Welcome to Issue 27: FRAME LINES! Our wonderful contributors have again formed a remarkably cohesive issue that sits at the intersection of radically different trajectories, histories, and purposes. The frame line, an often-unused portion of motion picture film separating two adjacent images, emerged as a convergent metaphor, characterizing the purpose, stakes, or even the subject of each article. We hope that Issue 27 will open a space to renegotiate frame lines, be they historical, political, dialectical, or literal! We specifically encourage use of our Comments section to continue navigating and exploding the diverse frameworks and their interstices.
Beginning our Frame Lines collection, Clint Enns poses a series of frank and worthy questions for every film and video programmer, while Michael Betancourt offers a refreshing reconsideration of medium specificity in critical contexts. Carla Leshne follows this up with a case study in the history of the fine line between film and labor by detailing the nearly forgotten histories of Lester Balog’s films and screenings with the Film and Photo League.
Interviewing, we have Tara Nelson querying the themes and times of NorCal born and educated animator, Victor Faccinto, while Martin Rumsby discursively inquires experimental filmmakers across the net on East Coast/West Coast aesthetics, phantoms, and much more.
Veteran contributors David Cox and Mike Mosher offer reverent analyses of key media-makers through different media: respectively, an in-depth look at Harun Farocki’s (who sadly passed this year) theories and praxis through his film, Images of the World: Inscriptions of War, and the recently published George Kuchar: Interviews and Conversations.

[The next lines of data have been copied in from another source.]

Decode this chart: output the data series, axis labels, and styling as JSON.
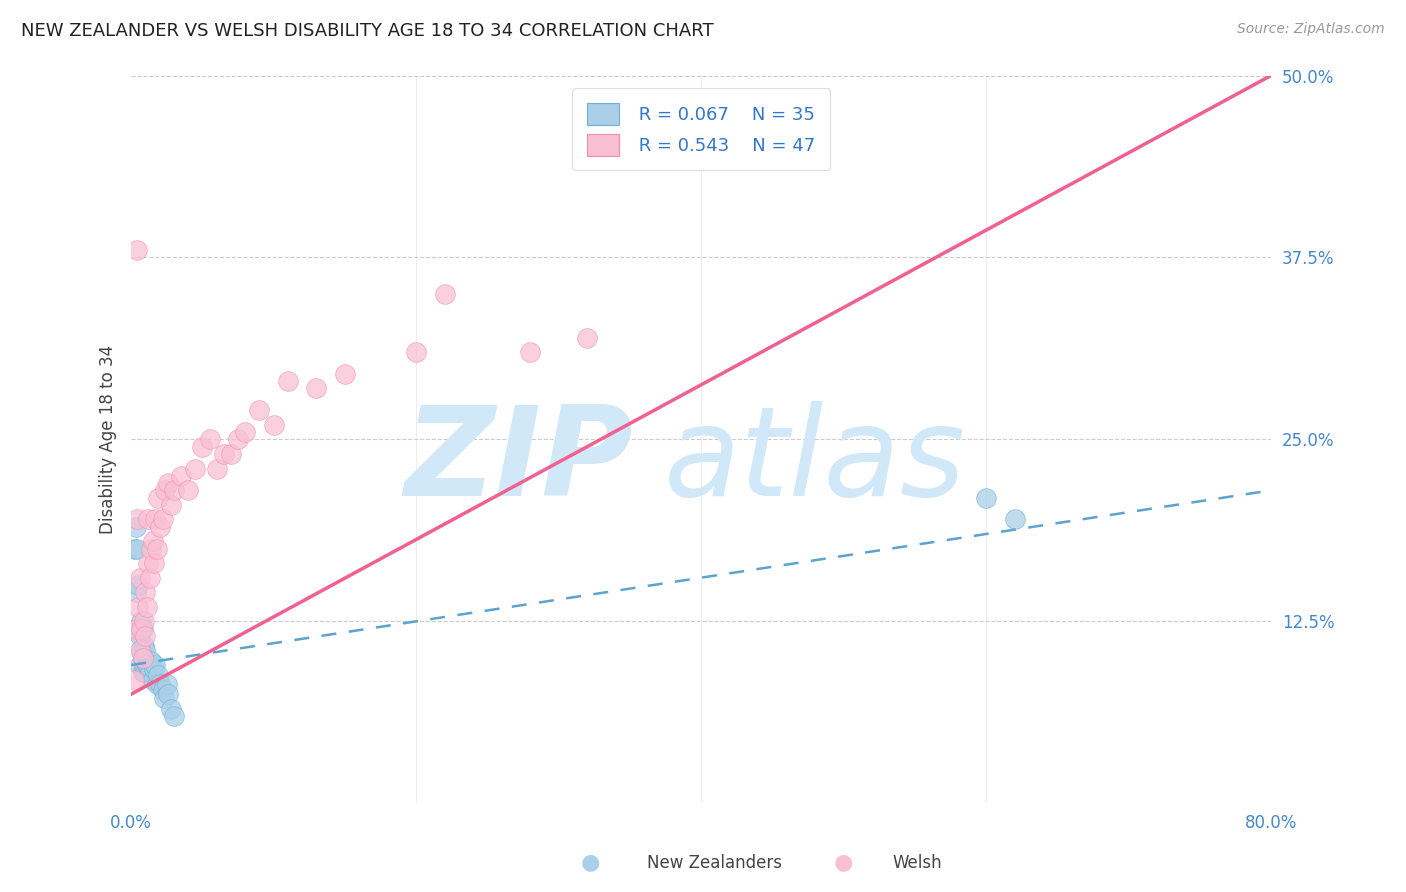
{
  "title": "NEW ZEALANDER VS WELSH DISABILITY AGE 18 TO 34 CORRELATION CHART",
  "source_text": "Source: ZipAtlas.com",
  "ylabel": "Disability Age 18 to 34",
  "legend_label1": "New Zealanders",
  "legend_label2": "Welsh",
  "legend_r1": "R = 0.067",
  "legend_n1": "N = 35",
  "legend_r2": "R = 0.543",
  "legend_n2": "N = 47",
  "xmin": 0.0,
  "xmax": 0.8,
  "ymin": 0.0,
  "ymax": 0.5,
  "yticks": [
    0.0,
    0.125,
    0.25,
    0.375,
    0.5
  ],
  "ytick_labels": [
    "",
    "12.5%",
    "25.0%",
    "37.5%",
    "50.0%"
  ],
  "color_nz": "#6baed6",
  "color_nz_fill": "#aacfe8",
  "color_welsh": "#f48cb0",
  "color_welsh_fill": "#f9c0d4",
  "color_nz_line": "#5ba3d0",
  "color_welsh_line": "#f06090",
  "watermark_color": "#d0e8f8",
  "background_color": "#ffffff",
  "grid_color": "#cccccc",
  "nz_line_start_y": 0.095,
  "nz_line_end_y": 0.215,
  "welsh_line_start_y": 0.075,
  "welsh_line_end_y": 0.5,
  "nz_x": [
    0.002,
    0.003,
    0.003,
    0.004,
    0.005,
    0.005,
    0.006,
    0.006,
    0.007,
    0.007,
    0.008,
    0.008,
    0.008,
    0.009,
    0.009,
    0.01,
    0.01,
    0.011,
    0.012,
    0.013,
    0.014,
    0.015,
    0.016,
    0.017,
    0.018,
    0.019,
    0.02,
    0.022,
    0.023,
    0.025,
    0.026,
    0.028,
    0.03,
    0.6,
    0.62
  ],
  "nz_y": [
    0.175,
    0.145,
    0.19,
    0.175,
    0.12,
    0.15,
    0.095,
    0.115,
    0.105,
    0.125,
    0.09,
    0.1,
    0.12,
    0.095,
    0.108,
    0.09,
    0.105,
    0.095,
    0.095,
    0.09,
    0.098,
    0.085,
    0.092,
    0.095,
    0.082,
    0.088,
    0.082,
    0.078,
    0.072,
    0.082,
    0.075,
    0.065,
    0.06,
    0.21,
    0.195
  ],
  "welsh_x": [
    0.002,
    0.003,
    0.004,
    0.004,
    0.005,
    0.006,
    0.006,
    0.007,
    0.008,
    0.009,
    0.01,
    0.01,
    0.011,
    0.012,
    0.012,
    0.013,
    0.014,
    0.015,
    0.016,
    0.017,
    0.018,
    0.019,
    0.02,
    0.022,
    0.024,
    0.026,
    0.028,
    0.03,
    0.035,
    0.04,
    0.045,
    0.05,
    0.055,
    0.06,
    0.065,
    0.07,
    0.075,
    0.08,
    0.09,
    0.1,
    0.11,
    0.13,
    0.15,
    0.2,
    0.22,
    0.28,
    0.32
  ],
  "welsh_y": [
    0.085,
    0.12,
    0.195,
    0.38,
    0.135,
    0.105,
    0.155,
    0.12,
    0.1,
    0.125,
    0.115,
    0.145,
    0.135,
    0.165,
    0.195,
    0.155,
    0.175,
    0.18,
    0.165,
    0.195,
    0.175,
    0.21,
    0.19,
    0.195,
    0.215,
    0.22,
    0.205,
    0.215,
    0.225,
    0.215,
    0.23,
    0.245,
    0.25,
    0.23,
    0.24,
    0.24,
    0.25,
    0.255,
    0.27,
    0.26,
    0.29,
    0.285,
    0.295,
    0.31,
    0.35,
    0.31,
    0.32
  ]
}
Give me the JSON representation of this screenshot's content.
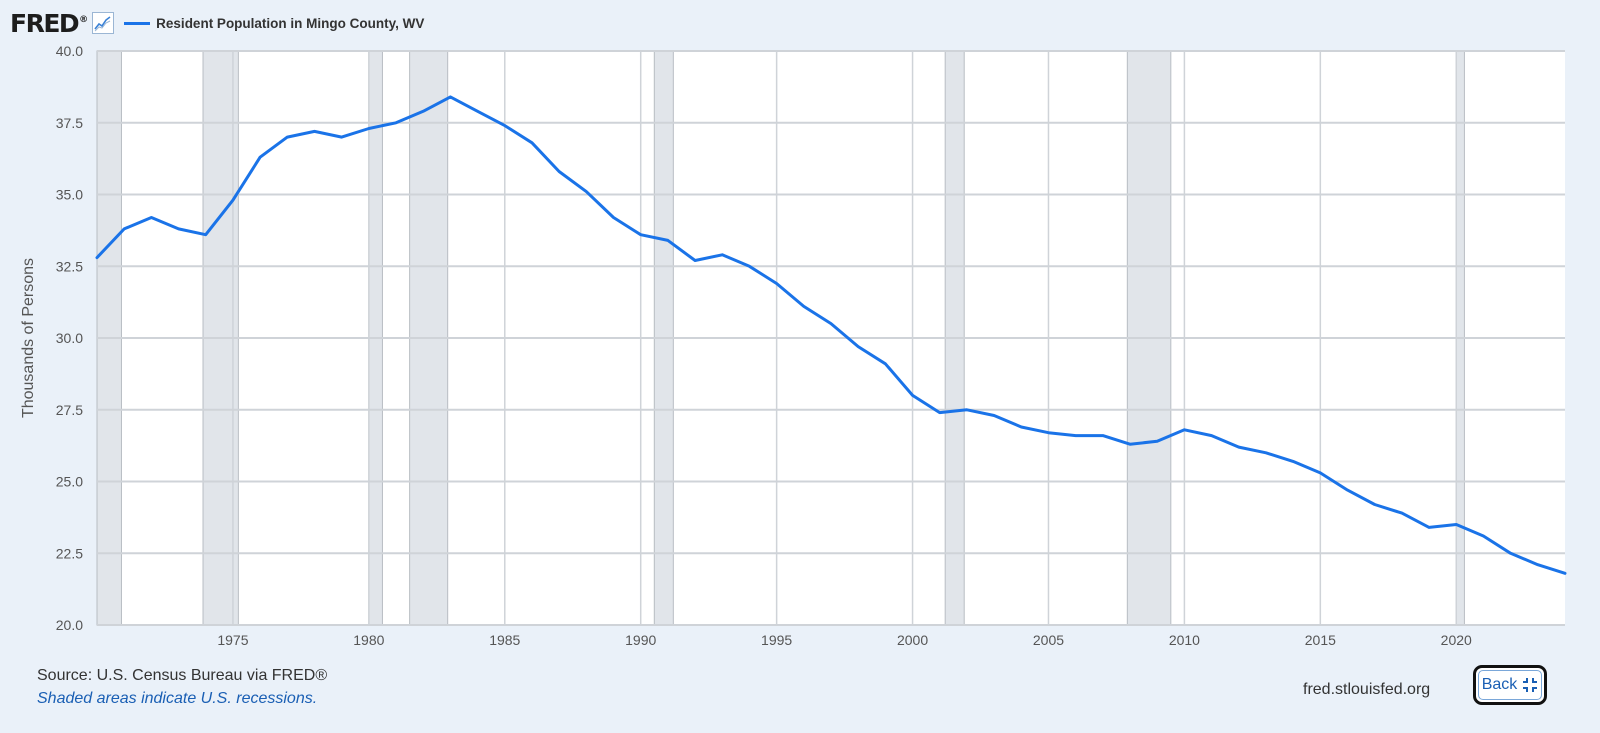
{
  "header": {
    "logo_text": "FRED",
    "logo_mark": "®",
    "logo_icon": "line-graph-icon",
    "series_label": "Resident Population in Mingo County, WV"
  },
  "colors": {
    "line": "#1a73e8",
    "recession": "#e1e5ea",
    "grid": "#cfd3d8",
    "background": "#eaf1f9"
  },
  "footer": {
    "source": "Source: U.S. Census Bureau via FRED®",
    "note": "Shaded areas indicate U.S. recessions.",
    "url": "fred.stlouisfed.org",
    "back_label": "Back",
    "back_icon": "collapse-icon"
  },
  "chart_data": {
    "type": "line",
    "title": "",
    "xlabel": "",
    "ylabel": "Thousands of Persons",
    "xlim": [
      1970.0,
      2024.0
    ],
    "ylim": [
      20.0,
      40.0
    ],
    "y_ticks": [
      "20.0",
      "22.5",
      "25.0",
      "27.5",
      "30.0",
      "32.5",
      "35.0",
      "37.5",
      "40.0"
    ],
    "x_ticks": [
      "1975",
      "1980",
      "1985",
      "1990",
      "1995",
      "2000",
      "2005",
      "2010",
      "2015",
      "2020"
    ],
    "grid": true,
    "legend": "top-left",
    "recessions": [
      [
        1970.0,
        1970.9
      ],
      [
        1973.9,
        1975.2
      ],
      [
        1980.0,
        1980.5
      ],
      [
        1981.5,
        1982.9
      ],
      [
        1990.5,
        1991.2
      ],
      [
        2001.2,
        2001.9
      ],
      [
        2007.9,
        2009.5
      ],
      [
        2020.0,
        2020.3
      ]
    ],
    "series": [
      {
        "name": "Resident Population in Mingo County, WV",
        "x": [
          1970,
          1971,
          1972,
          1973,
          1974,
          1975,
          1976,
          1977,
          1978,
          1979,
          1980,
          1981,
          1982,
          1983,
          1984,
          1985,
          1986,
          1987,
          1988,
          1989,
          1990,
          1991,
          1992,
          1993,
          1994,
          1995,
          1996,
          1997,
          1998,
          1999,
          2000,
          2001,
          2002,
          2003,
          2004,
          2005,
          2006,
          2007,
          2008,
          2009,
          2010,
          2011,
          2012,
          2013,
          2014,
          2015,
          2016,
          2017,
          2018,
          2019,
          2020,
          2021,
          2022,
          2023,
          2024
        ],
        "values": [
          32.8,
          33.8,
          34.2,
          33.8,
          33.6,
          34.8,
          36.3,
          37.0,
          37.2,
          37.0,
          37.3,
          37.5,
          37.9,
          38.4,
          37.9,
          37.4,
          36.8,
          35.8,
          35.1,
          34.2,
          33.6,
          33.4,
          32.7,
          32.9,
          32.5,
          31.9,
          31.1,
          30.5,
          29.7,
          29.1,
          28.0,
          27.4,
          27.5,
          27.3,
          26.9,
          26.7,
          26.6,
          26.6,
          26.3,
          26.4,
          26.8,
          26.6,
          26.2,
          26.0,
          25.7,
          25.3,
          24.7,
          24.2,
          23.9,
          23.4,
          23.5,
          23.1,
          22.5,
          22.1,
          21.8
        ]
      }
    ]
  }
}
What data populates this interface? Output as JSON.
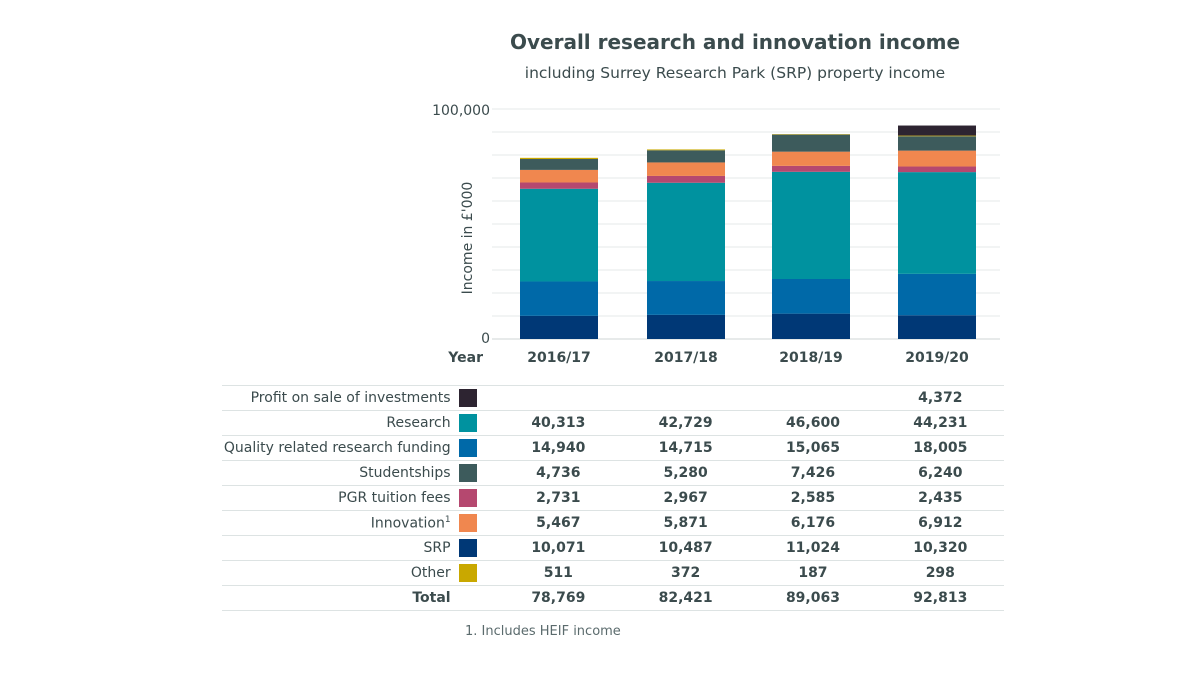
{
  "chart_data": {
    "type": "bar",
    "stacked": true,
    "title": "Overall research and innovation income",
    "subtitle": "including Surrey Research Park (SRP) property income",
    "xlabel": "Year",
    "ylabel": "Income in £'000",
    "ylim": [
      0,
      100000
    ],
    "y_ticks": [
      "0",
      "100,000"
    ],
    "categories": [
      "2016/17",
      "2017/18",
      "2018/19",
      "2019/20"
    ],
    "series": [
      {
        "name": "SRP",
        "color": "#003876",
        "values": [
          10071,
          10487,
          11024,
          10320
        ]
      },
      {
        "name": "Quality related research funding",
        "color": "#0069a8",
        "values": [
          14940,
          14715,
          15065,
          18005
        ]
      },
      {
        "name": "Research",
        "color": "#00929f",
        "values": [
          40313,
          42729,
          46600,
          44231
        ]
      },
      {
        "name": "PGR tuition fees",
        "color": "#b5486f",
        "values": [
          2731,
          2967,
          2585,
          2435
        ]
      },
      {
        "name": "Innovation",
        "superscript": "1",
        "color": "#f0874f",
        "values": [
          5467,
          5871,
          6176,
          6912
        ]
      },
      {
        "name": "Studentships",
        "color": "#3d5b5c",
        "values": [
          4736,
          5280,
          7426,
          6240
        ]
      },
      {
        "name": "Other",
        "color": "#c9a800",
        "values": [
          511,
          372,
          187,
          298
        ]
      },
      {
        "name": "Profit on sale of investments",
        "color": "#2d2431",
        "values": [
          null,
          null,
          null,
          4372
        ]
      }
    ],
    "table": {
      "rows": [
        {
          "label": "Profit on sale of investments",
          "color": "#2d2431",
          "cells": [
            "",
            "",
            "",
            "4,372"
          ]
        },
        {
          "label": "Research",
          "color": "#00929f",
          "cells": [
            "40,313",
            "42,729",
            "46,600",
            "44,231"
          ]
        },
        {
          "label": "Quality related research funding",
          "color": "#0069a8",
          "cells": [
            "14,940",
            "14,715",
            "15,065",
            "18,005"
          ]
        },
        {
          "label": "Studentships",
          "color": "#3d5b5c",
          "cells": [
            "4,736",
            "5,280",
            "7,426",
            "6,240"
          ]
        },
        {
          "label": "PGR tuition fees",
          "color": "#b5486f",
          "cells": [
            "2,731",
            "2,967",
            "2,585",
            "2,435"
          ]
        },
        {
          "label": "Innovation",
          "superscript": "1",
          "color": "#f0874f",
          "cells": [
            "5,467",
            "5,871",
            "6,176",
            "6,912"
          ]
        },
        {
          "label": "SRP",
          "color": "#003876",
          "cells": [
            "10,071",
            "10,487",
            "11,024",
            "10,320"
          ]
        },
        {
          "label": "Other",
          "color": "#c9a800",
          "cells": [
            "511",
            "372",
            "187",
            "298"
          ]
        }
      ],
      "total": {
        "label": "Total",
        "cells": [
          "78,769",
          "82,421",
          "89,063",
          "92,813"
        ]
      }
    },
    "footnote": "1. Includes HEIF income"
  }
}
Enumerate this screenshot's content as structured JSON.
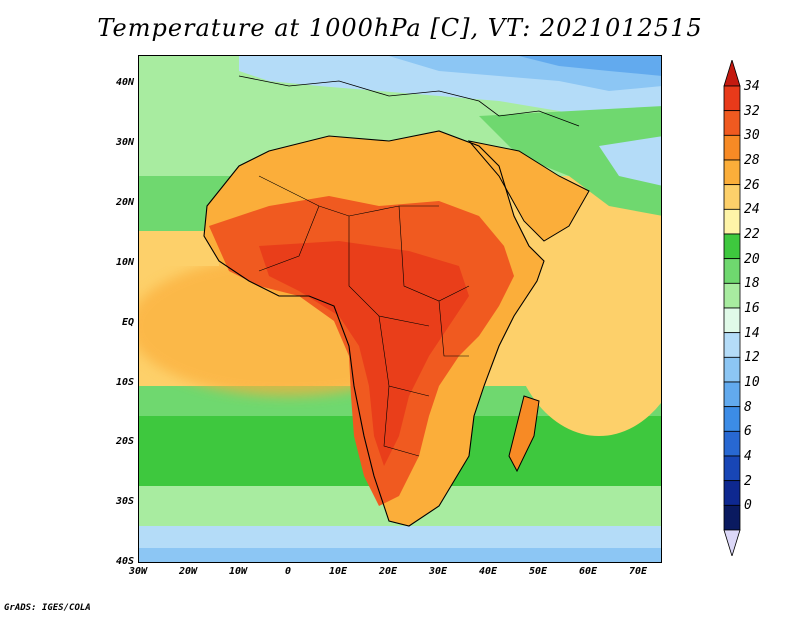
{
  "title": "Temperature at 1000hPa [C], VT: 2021012515",
  "credit": "GrADS: IGES/COLA",
  "lat_labels": [
    "40N",
    "30N",
    "20N",
    "10N",
    "EQ",
    "10S",
    "20S",
    "30S",
    "40S"
  ],
  "lon_labels": [
    "30W",
    "20W",
    "10W",
    "0",
    "10E",
    "20E",
    "30E",
    "40E",
    "50E",
    "60E",
    "70E"
  ],
  "colorbar": {
    "labels": [
      "34",
      "32",
      "30",
      "28",
      "26",
      "24",
      "22",
      "20",
      "18",
      "16",
      "14",
      "12",
      "10",
      "8",
      "6",
      "4",
      "2",
      "0"
    ],
    "colors": [
      "#e83a1a",
      "#f05a20",
      "#f78a25",
      "#fbae3a",
      "#fdd06a",
      "#fef4a8",
      "#3ec83e",
      "#6fd86f",
      "#a8eca0",
      "#e0fae8",
      "#b4dcf8",
      "#8cc6f4",
      "#62aaee",
      "#3c8ce6",
      "#2868d2",
      "#1846b6",
      "#0e2890",
      "#0a1a60"
    ],
    "top_arrow_color": "#c41a10",
    "bottom_arrow_color": "#dcd8f8"
  }
}
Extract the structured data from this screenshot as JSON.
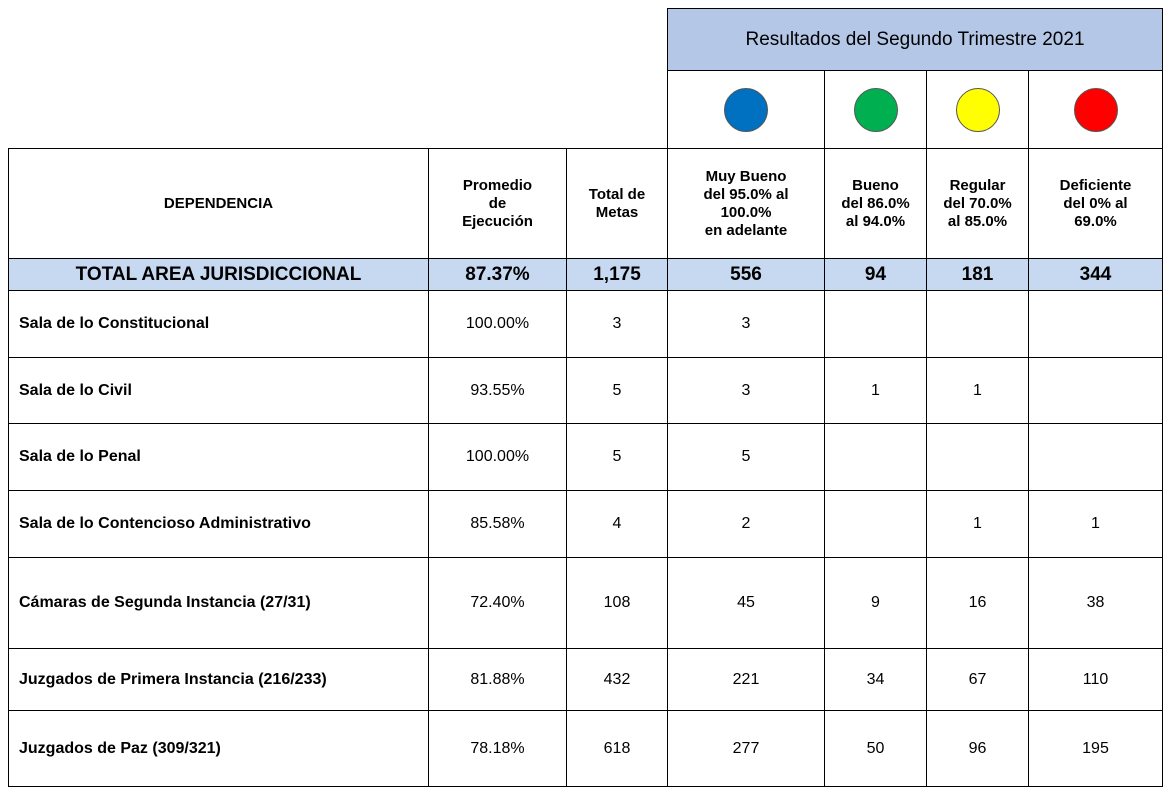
{
  "header": {
    "title": "Resultados del Segundo Trimestre 2021",
    "colors": [
      "#0070c0",
      "#00b050",
      "#ffff00",
      "#ff0000"
    ]
  },
  "table": {
    "columns": [
      [
        "DEPENDENCIA"
      ],
      [
        "Promedio",
        "de",
        "Ejecución"
      ],
      [
        "Total de",
        "Metas"
      ],
      [
        "Muy Bueno",
        "del 95.0% al",
        "100.0%",
        "en adelante"
      ],
      [
        "Bueno",
        "del 86.0%",
        "al 94.0%"
      ],
      [
        "Regular",
        "del 70.0%",
        "al 85.0%"
      ],
      [
        "Deficiente",
        "del 0% al",
        "69.0%"
      ]
    ],
    "total": [
      "TOTAL AREA JURISDICCIONAL",
      "87.37%",
      "1,175",
      "556",
      "94",
      "181",
      "344"
    ],
    "rows": [
      [
        "Sala de lo Constitucional",
        "100.00%",
        "3",
        "3",
        null,
        null,
        null
      ],
      [
        "Sala de lo Civil",
        "93.55%",
        "5",
        "3",
        "1",
        "1",
        null
      ],
      [
        "Sala de lo Penal",
        "100.00%",
        "5",
        "5",
        null,
        null,
        null
      ],
      [
        "Sala de lo Contencioso Administrativo",
        "85.58%",
        "4",
        "2",
        null,
        "1",
        "1"
      ],
      [
        "Cámaras de Segunda Instancia (27/31)",
        "72.40%",
        "108",
        "45",
        "9",
        "16",
        "38"
      ],
      [
        "Juzgados de Primera Instancia (216/233)",
        "81.88%",
        "432",
        "221",
        "34",
        "67",
        "110"
      ],
      [
        "Juzgados de Paz (309/321)",
        "78.18%",
        "618",
        "277",
        "50",
        "96",
        "195"
      ]
    ]
  }
}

Finally, OtherZine is proud to host three Artist Projects, each made within/about the Bay Area! Nik Nerburn hacks away at the colonial history of Paul Bunyan in his ‘zine, In the Shadow of Paul Bunyan. Collin McKelvey offers a full-length audio recording of his live sound performance at the final iteration of John Davis’/Kala Art Institute’s Gravity Spells, a live a/v performance series, made in collaboration with Oakland-based filmmaker, Tooth. Last, but far from least, Dana Smith truly brings us home with her Mission Miracle Mile Trilogy, an experimental photo-book documenting the Mission District in all its splendor and glory!
Nice issue. Very nice issue. Good work, Robert and Craig.